Mobile Backstage is an application developed by Steam Republic. It provides a fan club service and can be accessed on the web, Facebook or mobile devices.

The Mobile Backstage platform allows music artists and their fans to interact and share experiences with each other more accessibly. It includes a content management system, which enables artists or their production companies to post up-to-date information about a band's activities. These posts can include text, images, or video clips, while being able to integrate with Twitter, Facebook, and iTunes. This app also provides the band with analytics on fan activities and events.

== Background ==
In January 2007, two Finnish companies, Mobile Backstage and Geniem, won the FinNode Web-2-Mobile competition with their idea of creating a mobile app that could connect famous artists to their fans more easily. Development of the app began after the founding of the company Steam Republic by Paavo Bäckman and Jussi Ruusila, which was officially registered in November 2009 in Tampere, Finland. In early 2012, the company closed a bridge funding round of $1.3 million (€1 million).
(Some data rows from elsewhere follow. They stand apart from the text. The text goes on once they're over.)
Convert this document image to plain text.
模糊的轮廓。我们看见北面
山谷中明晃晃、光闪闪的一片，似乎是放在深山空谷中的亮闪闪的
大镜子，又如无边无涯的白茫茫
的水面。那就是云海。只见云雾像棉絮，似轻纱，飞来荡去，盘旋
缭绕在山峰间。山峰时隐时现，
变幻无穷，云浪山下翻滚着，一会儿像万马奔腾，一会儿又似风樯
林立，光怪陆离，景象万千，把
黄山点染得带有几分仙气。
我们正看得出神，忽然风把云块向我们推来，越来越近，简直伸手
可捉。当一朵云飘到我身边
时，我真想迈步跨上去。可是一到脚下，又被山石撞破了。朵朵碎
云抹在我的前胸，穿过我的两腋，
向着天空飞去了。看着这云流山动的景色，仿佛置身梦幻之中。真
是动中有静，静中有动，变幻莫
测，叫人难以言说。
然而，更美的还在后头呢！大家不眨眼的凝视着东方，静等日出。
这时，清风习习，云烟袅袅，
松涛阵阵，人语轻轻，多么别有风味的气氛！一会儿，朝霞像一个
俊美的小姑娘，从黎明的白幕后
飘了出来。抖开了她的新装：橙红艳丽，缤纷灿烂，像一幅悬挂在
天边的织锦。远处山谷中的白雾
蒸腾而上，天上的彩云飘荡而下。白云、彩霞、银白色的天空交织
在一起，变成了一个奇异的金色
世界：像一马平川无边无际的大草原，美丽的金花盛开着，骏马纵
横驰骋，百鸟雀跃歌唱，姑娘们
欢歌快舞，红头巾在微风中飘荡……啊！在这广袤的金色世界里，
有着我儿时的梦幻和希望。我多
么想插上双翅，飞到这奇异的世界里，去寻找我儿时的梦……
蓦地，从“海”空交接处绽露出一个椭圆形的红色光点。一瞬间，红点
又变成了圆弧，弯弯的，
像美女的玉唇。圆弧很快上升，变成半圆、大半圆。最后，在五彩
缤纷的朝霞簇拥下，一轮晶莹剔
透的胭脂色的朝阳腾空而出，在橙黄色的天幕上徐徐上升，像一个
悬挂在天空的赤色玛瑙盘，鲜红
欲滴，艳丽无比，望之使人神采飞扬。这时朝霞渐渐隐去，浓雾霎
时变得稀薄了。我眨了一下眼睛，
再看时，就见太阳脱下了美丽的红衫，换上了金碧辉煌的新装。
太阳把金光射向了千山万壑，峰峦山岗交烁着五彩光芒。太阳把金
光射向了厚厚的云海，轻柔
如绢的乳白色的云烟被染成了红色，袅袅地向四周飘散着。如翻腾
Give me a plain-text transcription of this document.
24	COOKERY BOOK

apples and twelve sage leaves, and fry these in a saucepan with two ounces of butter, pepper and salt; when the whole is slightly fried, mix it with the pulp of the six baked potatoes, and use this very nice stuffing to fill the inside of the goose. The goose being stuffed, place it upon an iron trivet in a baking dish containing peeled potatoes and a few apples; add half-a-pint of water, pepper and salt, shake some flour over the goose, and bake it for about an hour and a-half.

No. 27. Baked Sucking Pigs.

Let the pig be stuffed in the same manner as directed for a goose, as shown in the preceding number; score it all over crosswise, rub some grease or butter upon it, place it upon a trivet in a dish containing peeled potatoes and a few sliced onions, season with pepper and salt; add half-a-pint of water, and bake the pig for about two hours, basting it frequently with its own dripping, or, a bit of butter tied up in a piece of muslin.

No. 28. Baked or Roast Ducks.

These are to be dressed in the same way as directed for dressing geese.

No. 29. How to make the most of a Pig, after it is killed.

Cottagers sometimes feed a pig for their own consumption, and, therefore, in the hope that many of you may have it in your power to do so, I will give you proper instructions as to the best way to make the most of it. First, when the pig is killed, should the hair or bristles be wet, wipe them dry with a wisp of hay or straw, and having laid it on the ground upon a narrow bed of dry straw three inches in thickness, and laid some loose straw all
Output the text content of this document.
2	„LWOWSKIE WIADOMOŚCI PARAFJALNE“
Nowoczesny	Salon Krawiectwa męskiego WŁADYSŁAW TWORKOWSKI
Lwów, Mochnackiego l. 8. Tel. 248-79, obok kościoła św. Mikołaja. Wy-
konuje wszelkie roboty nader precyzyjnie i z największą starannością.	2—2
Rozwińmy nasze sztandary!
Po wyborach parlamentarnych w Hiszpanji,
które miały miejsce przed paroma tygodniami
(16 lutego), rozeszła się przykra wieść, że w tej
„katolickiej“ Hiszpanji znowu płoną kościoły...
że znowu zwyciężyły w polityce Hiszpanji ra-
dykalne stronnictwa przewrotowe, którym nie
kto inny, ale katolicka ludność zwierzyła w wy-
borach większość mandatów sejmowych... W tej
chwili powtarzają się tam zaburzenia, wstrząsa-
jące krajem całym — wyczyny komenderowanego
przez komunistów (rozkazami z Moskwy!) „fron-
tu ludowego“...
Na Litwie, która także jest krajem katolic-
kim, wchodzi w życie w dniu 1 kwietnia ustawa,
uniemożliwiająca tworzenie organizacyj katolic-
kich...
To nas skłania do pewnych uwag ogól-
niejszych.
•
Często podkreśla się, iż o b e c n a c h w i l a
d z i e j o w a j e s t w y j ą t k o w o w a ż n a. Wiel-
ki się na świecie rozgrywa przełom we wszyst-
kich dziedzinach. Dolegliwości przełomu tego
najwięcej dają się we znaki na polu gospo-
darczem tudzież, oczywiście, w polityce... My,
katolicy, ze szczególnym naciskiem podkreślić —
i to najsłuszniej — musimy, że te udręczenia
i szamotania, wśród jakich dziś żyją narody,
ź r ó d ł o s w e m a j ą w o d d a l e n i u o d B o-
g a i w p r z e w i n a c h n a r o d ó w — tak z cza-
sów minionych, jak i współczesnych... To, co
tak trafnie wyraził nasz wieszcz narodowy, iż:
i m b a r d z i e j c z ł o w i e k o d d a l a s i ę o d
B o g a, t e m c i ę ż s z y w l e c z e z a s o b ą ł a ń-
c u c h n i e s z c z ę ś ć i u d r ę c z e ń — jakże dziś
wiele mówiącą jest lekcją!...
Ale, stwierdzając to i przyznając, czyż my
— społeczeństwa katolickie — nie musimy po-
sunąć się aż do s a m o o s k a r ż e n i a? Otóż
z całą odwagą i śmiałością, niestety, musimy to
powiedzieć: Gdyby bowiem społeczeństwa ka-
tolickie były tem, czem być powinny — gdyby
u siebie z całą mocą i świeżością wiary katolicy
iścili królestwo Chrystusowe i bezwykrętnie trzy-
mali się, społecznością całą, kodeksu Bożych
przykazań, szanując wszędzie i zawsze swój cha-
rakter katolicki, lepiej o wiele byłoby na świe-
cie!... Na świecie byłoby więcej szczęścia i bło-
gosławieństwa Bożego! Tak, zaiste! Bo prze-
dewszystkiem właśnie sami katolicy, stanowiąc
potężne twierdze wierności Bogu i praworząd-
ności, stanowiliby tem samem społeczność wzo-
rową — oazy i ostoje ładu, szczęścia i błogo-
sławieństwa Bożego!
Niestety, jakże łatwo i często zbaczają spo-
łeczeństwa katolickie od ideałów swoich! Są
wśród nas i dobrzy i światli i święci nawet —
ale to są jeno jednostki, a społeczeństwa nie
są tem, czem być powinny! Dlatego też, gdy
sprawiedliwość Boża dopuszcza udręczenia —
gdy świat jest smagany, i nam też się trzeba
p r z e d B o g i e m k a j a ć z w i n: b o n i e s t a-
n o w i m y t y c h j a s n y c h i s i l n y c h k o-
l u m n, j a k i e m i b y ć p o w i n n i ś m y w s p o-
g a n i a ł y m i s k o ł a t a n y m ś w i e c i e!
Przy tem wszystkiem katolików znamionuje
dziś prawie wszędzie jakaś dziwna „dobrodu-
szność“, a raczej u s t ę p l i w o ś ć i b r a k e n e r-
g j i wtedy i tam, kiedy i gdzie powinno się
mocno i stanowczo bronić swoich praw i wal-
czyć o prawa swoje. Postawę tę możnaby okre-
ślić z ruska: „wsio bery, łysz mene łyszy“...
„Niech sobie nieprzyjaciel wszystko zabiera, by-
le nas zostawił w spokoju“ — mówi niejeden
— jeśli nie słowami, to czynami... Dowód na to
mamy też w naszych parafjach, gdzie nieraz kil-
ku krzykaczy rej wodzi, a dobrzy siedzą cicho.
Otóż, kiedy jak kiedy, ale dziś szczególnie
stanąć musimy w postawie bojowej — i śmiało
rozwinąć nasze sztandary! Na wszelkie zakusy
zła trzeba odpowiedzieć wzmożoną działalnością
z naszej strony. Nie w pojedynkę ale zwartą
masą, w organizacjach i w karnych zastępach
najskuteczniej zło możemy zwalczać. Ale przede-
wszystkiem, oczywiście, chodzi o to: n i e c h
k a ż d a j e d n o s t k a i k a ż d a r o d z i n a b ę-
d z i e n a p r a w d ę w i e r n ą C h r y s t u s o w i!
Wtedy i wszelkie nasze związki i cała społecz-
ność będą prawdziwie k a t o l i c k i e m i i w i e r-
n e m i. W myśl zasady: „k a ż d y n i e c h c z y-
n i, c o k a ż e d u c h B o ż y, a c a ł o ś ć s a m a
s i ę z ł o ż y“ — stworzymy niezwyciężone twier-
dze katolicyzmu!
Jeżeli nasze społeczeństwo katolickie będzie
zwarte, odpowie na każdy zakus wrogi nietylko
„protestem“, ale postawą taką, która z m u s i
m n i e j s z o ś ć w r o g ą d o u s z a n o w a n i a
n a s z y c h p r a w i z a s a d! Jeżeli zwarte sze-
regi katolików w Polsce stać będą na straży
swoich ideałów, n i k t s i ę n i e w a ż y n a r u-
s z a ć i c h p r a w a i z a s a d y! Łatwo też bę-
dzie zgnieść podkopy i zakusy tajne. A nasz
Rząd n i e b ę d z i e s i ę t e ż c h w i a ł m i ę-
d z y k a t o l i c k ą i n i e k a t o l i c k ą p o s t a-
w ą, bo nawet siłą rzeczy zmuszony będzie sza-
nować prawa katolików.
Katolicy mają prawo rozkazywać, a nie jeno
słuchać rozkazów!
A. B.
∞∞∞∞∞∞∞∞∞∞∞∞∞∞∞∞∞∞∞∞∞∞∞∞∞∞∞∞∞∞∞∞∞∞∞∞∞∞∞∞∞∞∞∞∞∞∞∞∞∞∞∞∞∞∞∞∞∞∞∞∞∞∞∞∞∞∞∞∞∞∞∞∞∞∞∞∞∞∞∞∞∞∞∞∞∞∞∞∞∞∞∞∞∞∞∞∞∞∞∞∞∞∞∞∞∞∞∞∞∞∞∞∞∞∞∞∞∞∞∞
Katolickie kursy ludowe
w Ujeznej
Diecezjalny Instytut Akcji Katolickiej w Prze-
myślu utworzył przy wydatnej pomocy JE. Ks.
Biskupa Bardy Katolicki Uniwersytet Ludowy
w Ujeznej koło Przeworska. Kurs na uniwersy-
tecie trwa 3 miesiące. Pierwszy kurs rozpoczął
Wired Magazine UK listed Steam Republic in their article titled "Europe’s 100 Hottest Startups of 2012."

== Features ==
The Mobile Backstage app was originally developed for iOS. A Facebook version was announced in June 2011, followed closely by an Android one in November 2011 and a web version in January 2012. Nokia's MeeGo and QT platforms were also supported until June 2012, when Evanescence announced their Mobile Backstage, but most following artists have stopped offering this option.

== Artists with Mobile Backstages ==
Some of the artists with their own Mobile Backstage in August 2012 include Evanescence, Anthrax, Mumford & Sons, Slightly Stoopid, Nightwish, Jessie J, Tinie Tempah, Amorphis, The Kooks, Black Label Society, Lykke Li, Rusko, Rebelution, Ensiferum and Johnny Reid.